Loving all the comments!
Mary Collins
On Thu, Sep 5, 2024, 8:17 AM Katherine Kitching via Contra Callers
<contracallers(a)lists.sharedweight.net> wrote:
>
> I'm loving this discussion too!
>
> It took me a while when I started calling, to realize how the dancers and the
musicians count differently--
> In our group we always listen to a full added-on A1 as an intro- ie 16 beats of
music-- and that's what I tell our beginner dancers: "We're going to listen
to 16 beats of music and then start dancing" .
>
> But what the musicians seem to need to hear, if they are new to our group, is
"We need you to play 8 *bars* of extra music as an intro" .
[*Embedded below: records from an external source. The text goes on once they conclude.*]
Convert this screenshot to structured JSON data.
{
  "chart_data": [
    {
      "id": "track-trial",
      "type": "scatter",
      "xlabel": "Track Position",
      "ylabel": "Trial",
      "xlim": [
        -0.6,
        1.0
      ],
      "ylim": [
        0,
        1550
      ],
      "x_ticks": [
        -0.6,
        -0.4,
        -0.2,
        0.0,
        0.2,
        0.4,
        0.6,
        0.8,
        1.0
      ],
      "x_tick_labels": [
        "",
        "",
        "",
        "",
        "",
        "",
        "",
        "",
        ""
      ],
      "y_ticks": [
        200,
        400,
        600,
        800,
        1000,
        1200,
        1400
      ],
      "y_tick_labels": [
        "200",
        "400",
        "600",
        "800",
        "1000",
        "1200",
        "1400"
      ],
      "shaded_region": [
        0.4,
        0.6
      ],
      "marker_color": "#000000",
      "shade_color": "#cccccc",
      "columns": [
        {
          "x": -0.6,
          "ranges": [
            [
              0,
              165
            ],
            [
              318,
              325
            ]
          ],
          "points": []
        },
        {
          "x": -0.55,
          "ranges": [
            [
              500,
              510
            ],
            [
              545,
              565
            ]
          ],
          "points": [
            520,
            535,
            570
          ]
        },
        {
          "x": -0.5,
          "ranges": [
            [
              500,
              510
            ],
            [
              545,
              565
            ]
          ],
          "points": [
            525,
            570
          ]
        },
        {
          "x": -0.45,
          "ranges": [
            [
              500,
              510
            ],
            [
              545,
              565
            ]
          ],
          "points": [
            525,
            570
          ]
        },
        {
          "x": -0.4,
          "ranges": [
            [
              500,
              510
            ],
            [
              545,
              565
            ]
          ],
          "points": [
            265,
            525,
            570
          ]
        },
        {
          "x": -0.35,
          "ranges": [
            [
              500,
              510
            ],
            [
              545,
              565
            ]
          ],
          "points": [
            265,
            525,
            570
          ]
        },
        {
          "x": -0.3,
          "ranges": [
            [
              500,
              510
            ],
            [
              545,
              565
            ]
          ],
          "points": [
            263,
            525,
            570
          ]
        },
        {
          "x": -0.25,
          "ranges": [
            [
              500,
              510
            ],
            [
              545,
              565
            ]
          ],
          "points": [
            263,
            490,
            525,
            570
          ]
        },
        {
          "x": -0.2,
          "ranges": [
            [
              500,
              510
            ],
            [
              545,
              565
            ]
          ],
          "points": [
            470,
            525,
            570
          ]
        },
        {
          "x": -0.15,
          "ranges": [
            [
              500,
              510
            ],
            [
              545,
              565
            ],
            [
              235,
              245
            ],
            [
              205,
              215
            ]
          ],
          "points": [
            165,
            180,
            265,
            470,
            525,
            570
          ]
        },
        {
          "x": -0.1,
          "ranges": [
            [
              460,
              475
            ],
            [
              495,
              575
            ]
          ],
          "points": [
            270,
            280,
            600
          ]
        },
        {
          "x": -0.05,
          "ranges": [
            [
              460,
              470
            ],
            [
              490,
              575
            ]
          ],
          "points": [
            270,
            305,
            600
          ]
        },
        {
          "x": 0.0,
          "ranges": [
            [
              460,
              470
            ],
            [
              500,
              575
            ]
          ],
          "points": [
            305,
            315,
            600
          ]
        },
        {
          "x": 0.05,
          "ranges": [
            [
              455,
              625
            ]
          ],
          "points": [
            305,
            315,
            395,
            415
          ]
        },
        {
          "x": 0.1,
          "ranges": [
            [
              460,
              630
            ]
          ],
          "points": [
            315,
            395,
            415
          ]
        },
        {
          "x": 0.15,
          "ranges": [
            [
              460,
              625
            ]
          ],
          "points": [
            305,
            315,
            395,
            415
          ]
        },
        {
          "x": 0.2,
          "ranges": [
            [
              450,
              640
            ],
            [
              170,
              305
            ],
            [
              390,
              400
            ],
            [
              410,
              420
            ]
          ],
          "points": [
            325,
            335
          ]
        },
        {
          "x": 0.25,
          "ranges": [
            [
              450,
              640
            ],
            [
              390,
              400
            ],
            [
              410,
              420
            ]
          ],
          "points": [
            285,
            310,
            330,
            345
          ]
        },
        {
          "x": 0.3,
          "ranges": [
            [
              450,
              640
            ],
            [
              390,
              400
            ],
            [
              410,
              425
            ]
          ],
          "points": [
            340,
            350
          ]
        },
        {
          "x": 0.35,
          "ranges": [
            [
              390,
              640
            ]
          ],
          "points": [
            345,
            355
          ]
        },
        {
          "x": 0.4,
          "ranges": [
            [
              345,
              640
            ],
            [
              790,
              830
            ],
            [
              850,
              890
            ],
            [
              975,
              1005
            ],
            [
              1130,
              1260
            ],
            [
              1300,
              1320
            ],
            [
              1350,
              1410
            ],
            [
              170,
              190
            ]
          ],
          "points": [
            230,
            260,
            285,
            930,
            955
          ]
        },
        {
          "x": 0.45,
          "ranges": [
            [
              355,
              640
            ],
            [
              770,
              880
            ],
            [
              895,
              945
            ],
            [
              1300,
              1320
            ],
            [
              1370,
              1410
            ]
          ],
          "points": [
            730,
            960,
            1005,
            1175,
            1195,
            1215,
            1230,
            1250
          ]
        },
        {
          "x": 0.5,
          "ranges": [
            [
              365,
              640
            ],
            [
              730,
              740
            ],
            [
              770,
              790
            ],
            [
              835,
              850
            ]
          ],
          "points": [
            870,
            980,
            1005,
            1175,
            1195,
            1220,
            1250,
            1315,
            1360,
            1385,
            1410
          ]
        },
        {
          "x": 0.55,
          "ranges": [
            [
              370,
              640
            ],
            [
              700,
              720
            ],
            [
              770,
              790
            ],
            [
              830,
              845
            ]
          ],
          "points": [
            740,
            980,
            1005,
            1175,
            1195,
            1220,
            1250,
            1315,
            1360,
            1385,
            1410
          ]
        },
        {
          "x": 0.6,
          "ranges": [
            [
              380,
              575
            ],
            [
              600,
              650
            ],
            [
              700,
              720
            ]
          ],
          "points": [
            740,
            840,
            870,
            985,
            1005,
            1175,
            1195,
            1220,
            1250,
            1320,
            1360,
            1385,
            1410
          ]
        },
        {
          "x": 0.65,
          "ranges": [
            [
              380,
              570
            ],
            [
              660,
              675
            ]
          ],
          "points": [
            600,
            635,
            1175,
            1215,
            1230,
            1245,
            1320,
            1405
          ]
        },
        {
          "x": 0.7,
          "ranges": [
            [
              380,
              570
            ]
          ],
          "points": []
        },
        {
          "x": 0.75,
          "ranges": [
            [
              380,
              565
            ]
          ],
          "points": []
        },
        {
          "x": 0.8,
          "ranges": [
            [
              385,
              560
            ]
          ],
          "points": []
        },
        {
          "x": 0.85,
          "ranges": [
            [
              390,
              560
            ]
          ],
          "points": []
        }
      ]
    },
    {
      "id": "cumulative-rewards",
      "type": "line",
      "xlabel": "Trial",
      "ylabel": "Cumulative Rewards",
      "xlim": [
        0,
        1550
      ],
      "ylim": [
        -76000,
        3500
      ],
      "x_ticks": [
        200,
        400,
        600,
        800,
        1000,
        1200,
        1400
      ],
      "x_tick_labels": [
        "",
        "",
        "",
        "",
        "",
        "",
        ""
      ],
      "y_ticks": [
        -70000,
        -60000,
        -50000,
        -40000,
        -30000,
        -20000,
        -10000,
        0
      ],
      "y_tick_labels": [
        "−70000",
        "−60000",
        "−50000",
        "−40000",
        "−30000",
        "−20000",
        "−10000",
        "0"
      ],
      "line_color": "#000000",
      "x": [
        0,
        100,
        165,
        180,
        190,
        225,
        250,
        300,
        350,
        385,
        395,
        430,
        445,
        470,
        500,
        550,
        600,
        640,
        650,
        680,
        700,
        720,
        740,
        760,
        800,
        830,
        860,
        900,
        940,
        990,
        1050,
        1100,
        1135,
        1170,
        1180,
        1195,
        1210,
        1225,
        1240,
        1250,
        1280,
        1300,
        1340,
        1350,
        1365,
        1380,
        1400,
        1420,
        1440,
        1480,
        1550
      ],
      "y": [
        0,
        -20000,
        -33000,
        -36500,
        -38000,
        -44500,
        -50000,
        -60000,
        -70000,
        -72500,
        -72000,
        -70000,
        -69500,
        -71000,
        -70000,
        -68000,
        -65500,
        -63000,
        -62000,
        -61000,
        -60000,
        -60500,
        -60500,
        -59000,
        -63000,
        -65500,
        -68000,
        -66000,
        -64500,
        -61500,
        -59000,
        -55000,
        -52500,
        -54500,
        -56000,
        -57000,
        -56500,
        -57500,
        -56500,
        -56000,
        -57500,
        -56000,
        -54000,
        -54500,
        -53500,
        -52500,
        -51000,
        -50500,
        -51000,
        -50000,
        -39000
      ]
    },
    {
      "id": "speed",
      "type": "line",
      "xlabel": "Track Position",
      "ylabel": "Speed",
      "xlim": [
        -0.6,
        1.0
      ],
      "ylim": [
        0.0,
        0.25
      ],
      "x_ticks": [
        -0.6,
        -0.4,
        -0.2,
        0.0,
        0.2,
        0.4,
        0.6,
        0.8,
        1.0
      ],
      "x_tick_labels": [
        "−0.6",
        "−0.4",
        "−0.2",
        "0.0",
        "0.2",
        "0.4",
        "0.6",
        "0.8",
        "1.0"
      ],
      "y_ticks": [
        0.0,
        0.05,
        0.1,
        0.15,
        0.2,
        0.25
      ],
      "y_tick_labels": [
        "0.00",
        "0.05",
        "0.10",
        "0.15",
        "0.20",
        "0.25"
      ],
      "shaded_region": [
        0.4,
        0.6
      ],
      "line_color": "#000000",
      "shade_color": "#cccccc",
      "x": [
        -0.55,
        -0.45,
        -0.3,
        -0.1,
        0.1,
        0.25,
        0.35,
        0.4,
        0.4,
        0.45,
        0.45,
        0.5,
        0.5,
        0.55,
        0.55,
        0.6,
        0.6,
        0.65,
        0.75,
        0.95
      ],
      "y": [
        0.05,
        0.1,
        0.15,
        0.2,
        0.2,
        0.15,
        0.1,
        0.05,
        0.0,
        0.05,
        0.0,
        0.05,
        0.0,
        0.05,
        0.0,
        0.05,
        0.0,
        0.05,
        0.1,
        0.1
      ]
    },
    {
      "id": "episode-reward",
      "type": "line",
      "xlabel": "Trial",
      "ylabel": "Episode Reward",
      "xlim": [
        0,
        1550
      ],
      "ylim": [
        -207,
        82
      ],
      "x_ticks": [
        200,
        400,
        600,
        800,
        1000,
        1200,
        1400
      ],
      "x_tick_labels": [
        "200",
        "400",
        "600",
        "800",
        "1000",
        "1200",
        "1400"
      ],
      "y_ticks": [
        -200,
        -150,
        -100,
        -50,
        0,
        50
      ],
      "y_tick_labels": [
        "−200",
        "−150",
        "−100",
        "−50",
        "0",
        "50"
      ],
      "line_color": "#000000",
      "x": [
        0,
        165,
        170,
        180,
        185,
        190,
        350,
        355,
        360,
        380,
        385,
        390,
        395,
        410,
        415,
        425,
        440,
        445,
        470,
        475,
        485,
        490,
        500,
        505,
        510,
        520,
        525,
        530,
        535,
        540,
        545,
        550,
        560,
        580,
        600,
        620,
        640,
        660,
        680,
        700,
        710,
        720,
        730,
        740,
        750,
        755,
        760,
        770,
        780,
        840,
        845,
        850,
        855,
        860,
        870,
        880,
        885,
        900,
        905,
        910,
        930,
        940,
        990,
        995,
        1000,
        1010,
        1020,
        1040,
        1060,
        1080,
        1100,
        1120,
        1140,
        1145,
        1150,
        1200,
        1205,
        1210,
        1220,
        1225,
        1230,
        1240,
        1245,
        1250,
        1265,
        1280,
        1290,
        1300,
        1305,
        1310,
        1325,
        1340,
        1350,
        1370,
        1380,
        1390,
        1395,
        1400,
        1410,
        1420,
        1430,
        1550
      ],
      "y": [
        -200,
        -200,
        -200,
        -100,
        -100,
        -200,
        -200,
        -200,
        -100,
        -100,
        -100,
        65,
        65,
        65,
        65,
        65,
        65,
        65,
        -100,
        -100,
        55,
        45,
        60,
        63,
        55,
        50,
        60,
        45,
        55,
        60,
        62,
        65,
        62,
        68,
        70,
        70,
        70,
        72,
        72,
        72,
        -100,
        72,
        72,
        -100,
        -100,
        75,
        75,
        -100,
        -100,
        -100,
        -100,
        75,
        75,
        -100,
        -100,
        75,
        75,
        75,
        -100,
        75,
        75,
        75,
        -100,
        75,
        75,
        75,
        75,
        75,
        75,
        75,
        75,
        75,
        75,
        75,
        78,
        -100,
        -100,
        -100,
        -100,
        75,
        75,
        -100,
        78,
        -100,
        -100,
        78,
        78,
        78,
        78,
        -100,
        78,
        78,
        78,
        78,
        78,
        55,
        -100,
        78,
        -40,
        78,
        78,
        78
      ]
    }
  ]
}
> Until I figured this out, I was asking the musicians for 16 beats, and they were
playing 16 bars, and everything got messy!
>
> But Rich's comment below has got me interested in hearing from more people about
their typical range of tempos- it's something I've recently started thinking more
deeply about--
>
> Now when I do my dance outline, I set a target tempo in bpm for each dance, to help
our musicians select an appropriate tune for each (I went to a great workshop last summer
where I learned that some tunes, like irish reels, sound fast but actually tend to be
among the slower-tempo'd tunes -- and most of our musicians struggle to play them
faster than 110bpm- making them a poor choice for a lot of the simple, high-energy dances
that our group does.)
>
> Rich Goss wrote:
> "The sweet spot for most dances is 116bpm (beats per minute). The range is
generally 108-120. For a one night stand, I would shoot for the low end."
>
> So I've been keeping track over the last year, -- asking my bands to report to me
after each dance, whether we danced at the target tempo I had set, or something faster or
slower than it...
>
> I would say in our group, our typical easy dances run with a tempo of 112-120 - even
for total beginners..
>
> and some dances in the middle of the evening get up to 125+, with all the high energy
in the hall.
>
> It's actually our more challenging dances towards the end of the evening, (which
are not very challenging for most of y'all, but we are a basic-level group!) that end
up going slower- when we put in heys and other flowy moves, then we get into more
groovy-feeling tunes in the 105-110bpm range.
>
> Would love to hear about other groups' tempo ranges!